Architect Louis Kahn's appreciation, endorsement, and application of brick are known worldwide. As a student 25 years ago, I came to appreciate Kahn and his love of brick through a professor who had apprenticed under him. I learned that, as with so many materials and methods of construction, the history of brick is a history of humankind.
Nine thousand years of people firing clay into hand-sized units has left a rich, tangible historical record visible the world over. Today, we call bricks stretchers, headers, rowlocks, soldiers, sailors, and shiners depending on how they're laid. There are walking soldiers and drunken sailors. There are standard, modular, oversized, and Roman-sized bricks. Combined with good design and the skills of good masons, great buildings result.
A RICH, HISTORICAL RECORD The old Pension Building — now, appropriately, the National Building Museum — in Washington, D.C., is a fine example. My wife, Molly, and I frequently take our children there. Bricks are everywhere in the building — and everywhere purposefully and positively used. Even the massive atrium columns are made of brick, though they're covered with a faux-painted plaster veneer.
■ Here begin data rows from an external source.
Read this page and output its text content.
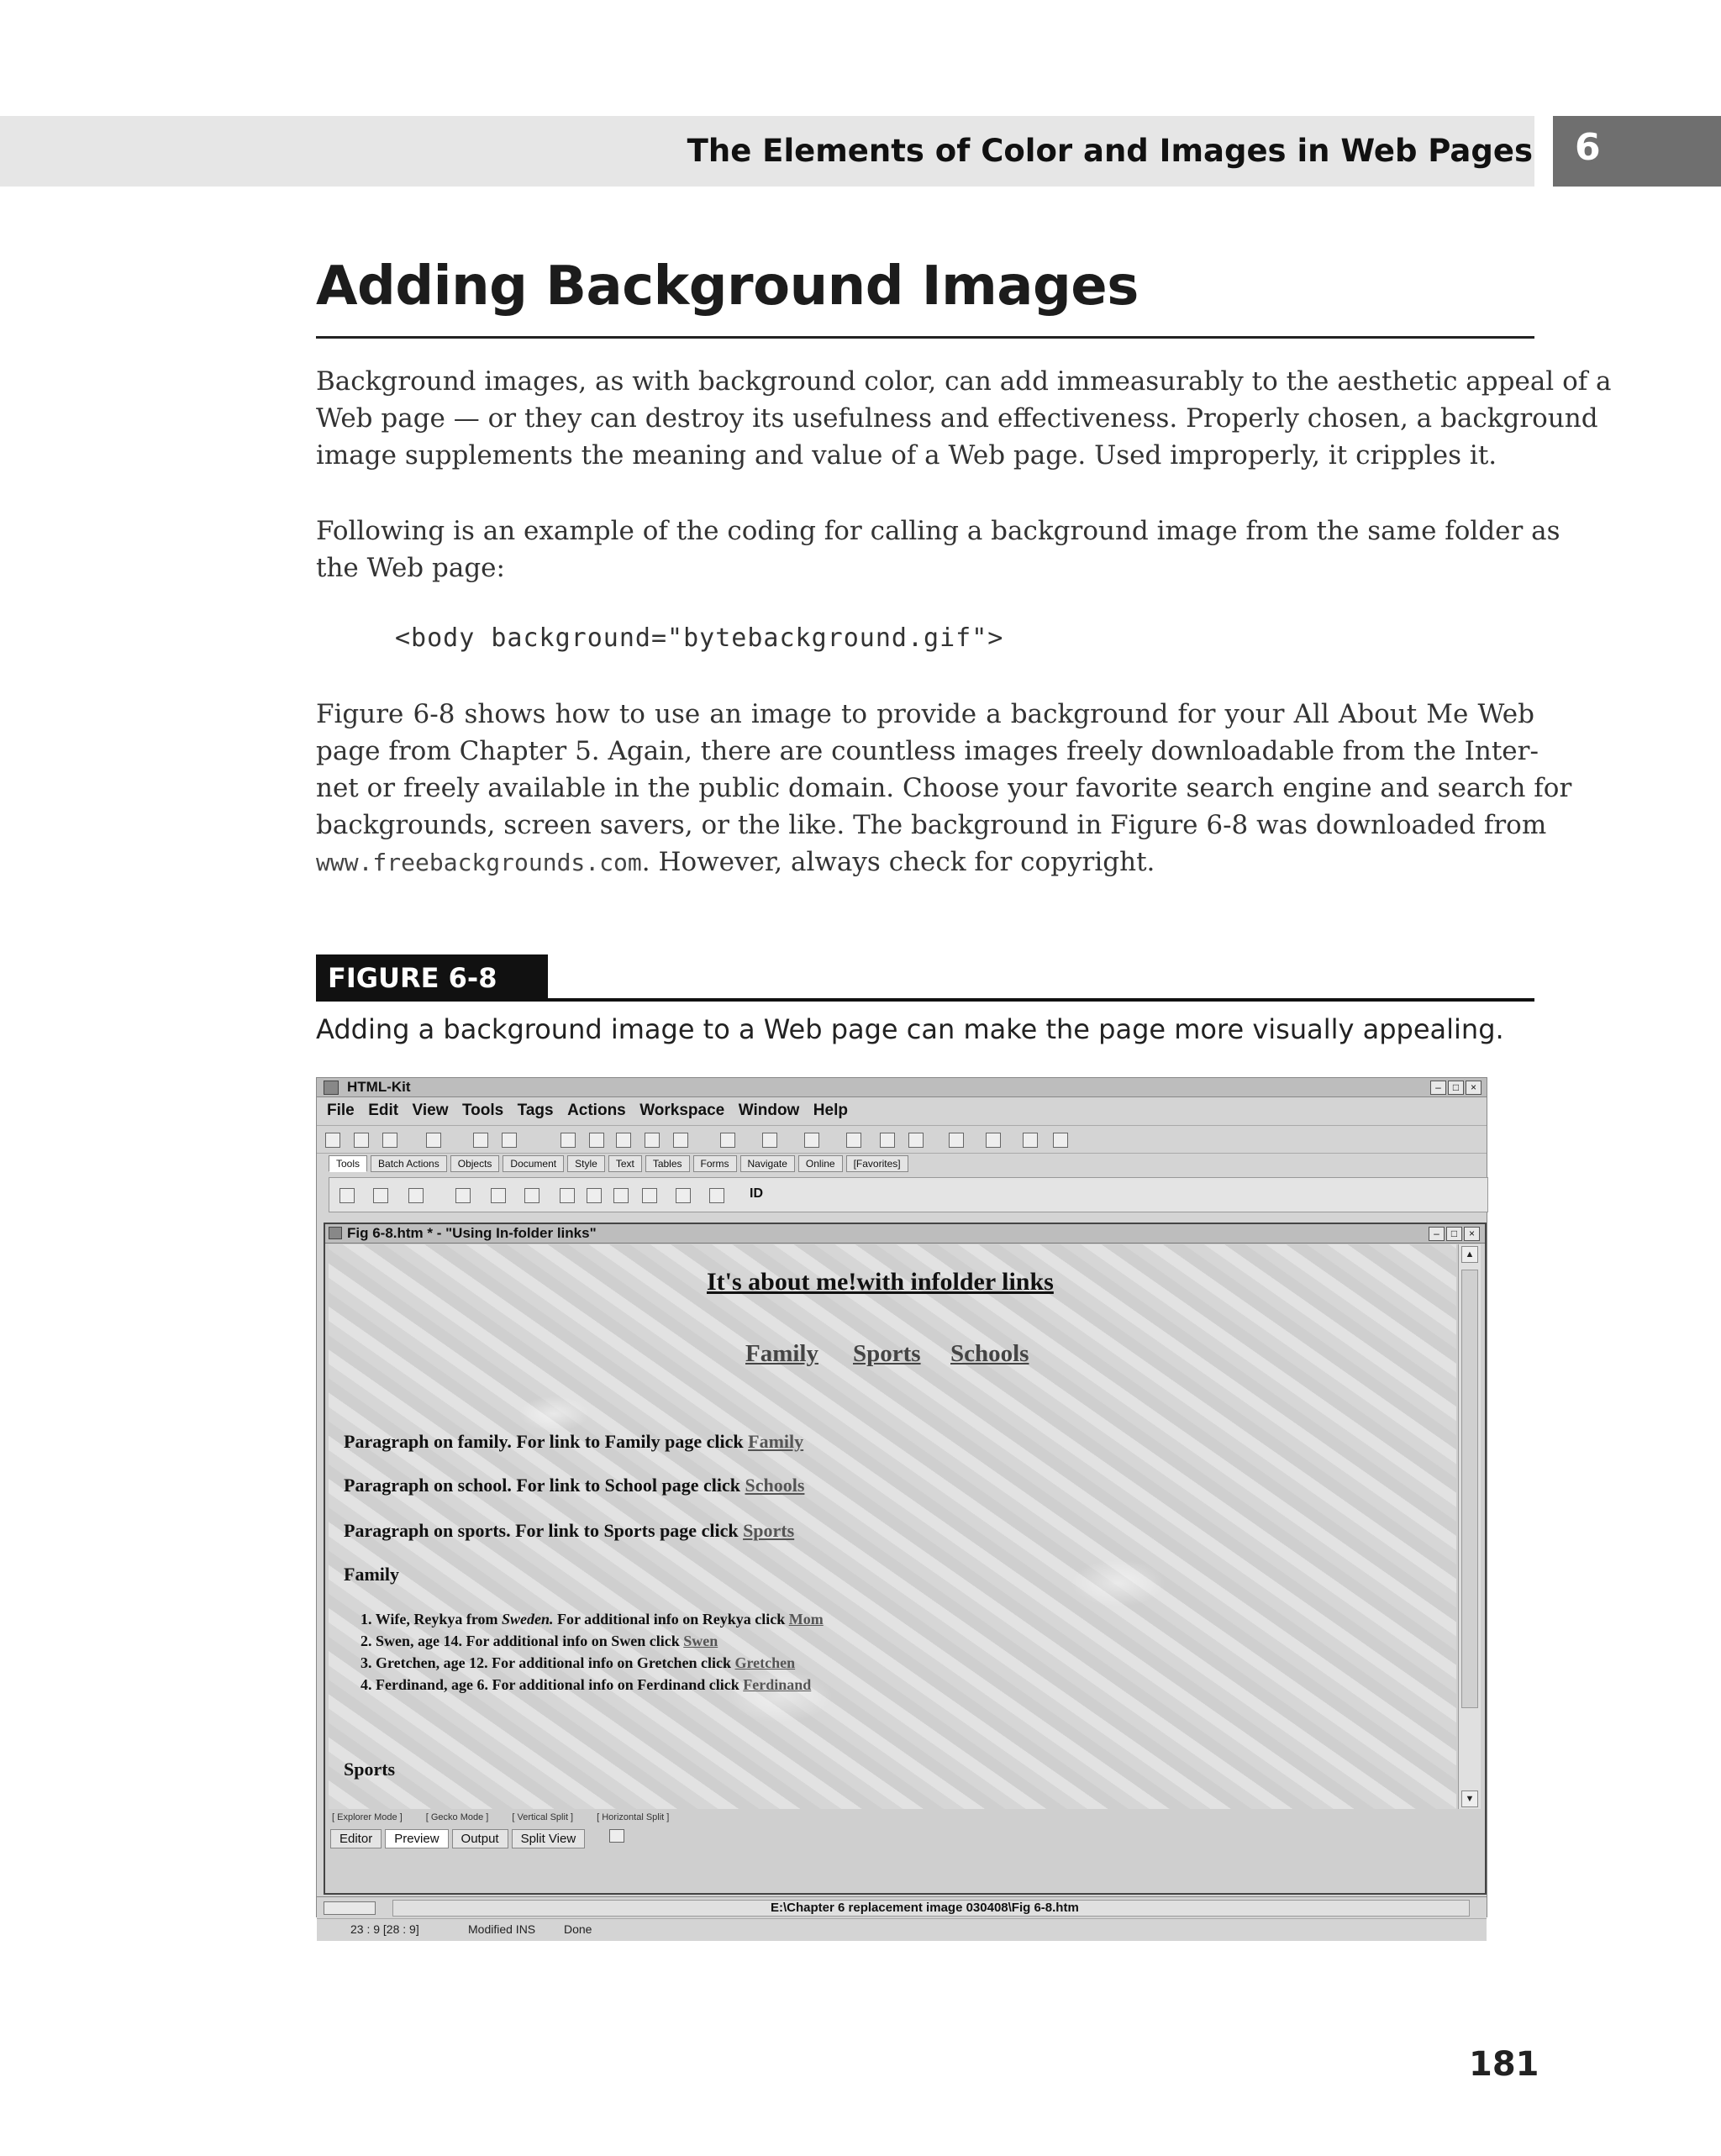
The Elements of Color and Images in Web Pages 6
Adding Background Images
Background images, as with background color, can add immeasurably to the aesthetic appeal of a
Web page — or they can destroy its usefulness and effectiveness. Properly chosen, a background
image supplements the meaning and value of a Web page. Used improperly, it cripples it.
Following is an example of the coding for calling a background image from the same folder as
the Web page:
<body background="bytebackground.gif">
Figure 6-8 shows how to use an image to provide a background for your All About Me Web
page from Chapter 5. Again, there are countless images freely downloadable from the Inter-
net or freely available in the public domain. Choose your favorite search engine and search for
backgrounds, screen savers, or the like. The background in Figure 6-8 was downloaded from
www.freebackgrounds.com. However, always check for copyright.
FIGURE 6-8
Adding a background image to a Web page can make the page more visually appealing.
HTML-Kit	– □ ×
File Edit View Tools Tags Actions Workspace Window Help
Tools Batch Actions Objects Document Style Text Tables Forms Navigate Online [Favorites]
ID
Fig 6-8.htm * - "Using In-folder links"	– □ ×
It's about me!with infolder links
Family Sports Schools
Paragraph on family. For link to Family page click Family
Paragraph on school. For link to School page click Schools
Paragraph on sports. For link to Sports page click Sports
Family
1. Wife, Reykya from Sweden. For additional info on Reykya click Mom
2. Swen, age 14. For additional info on Swen click Swen
3. Gretchen, age 12. For additional info on Gretchen click Gretchen
4. Ferdinand, age 6. For additional info on Ferdinand click Ferdinand
Sports
▲
▼
[ Explorer Mode ]	[ Gecko Mode ]	[ Vertical Split ]	[ Horizontal Split ]
Editor Preview Output Split View
E:\Chapter 6 replacement image 030408\Fig 6-8.htm
23 : 9 [28 : 9]	Modified INS Done
181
Outside, inside, on the floors, and in the steps, bricks were carefully laid and have ever-so-gracefully aged.
On our most recent visit to the museum, it was the interior steps that struck me the most. My children love playing on them. A strange, natural, universal attraction compels them to walk, sit, crawl, run, and jump on the steps, which are built with a deeper-than-normal tread depth and shallow riser height.
I couldn't help but weigh the image of my children's small feet against that of the warm, worn brick steps hollowed and hallowed by the feet of so many — and so many young — soldiers.
It's said that the steps were designed to make it easier for the Civil War's wounded and crippled men to ascend. Wide and shallow, the staircases could carry a horse and its rider up and into the building. If so, it's a wonderful, early example of accessible design.
So it is that brick has a way of recording our history and heritage that few, if any, materials can similarly do. Well-worn steps carry us through our lives.
In a long-ago interview, Kahn said he was searching for a poetic way of saying: Know your material; don't push it to do something it doesn't do well. When I next look at a soldier course, I hope to reconsider that bricks can do so many things well. Certainly, I'll look for an opportunity to use brick in a more inspired, creative, and arguably more responsible manner than I have in the past.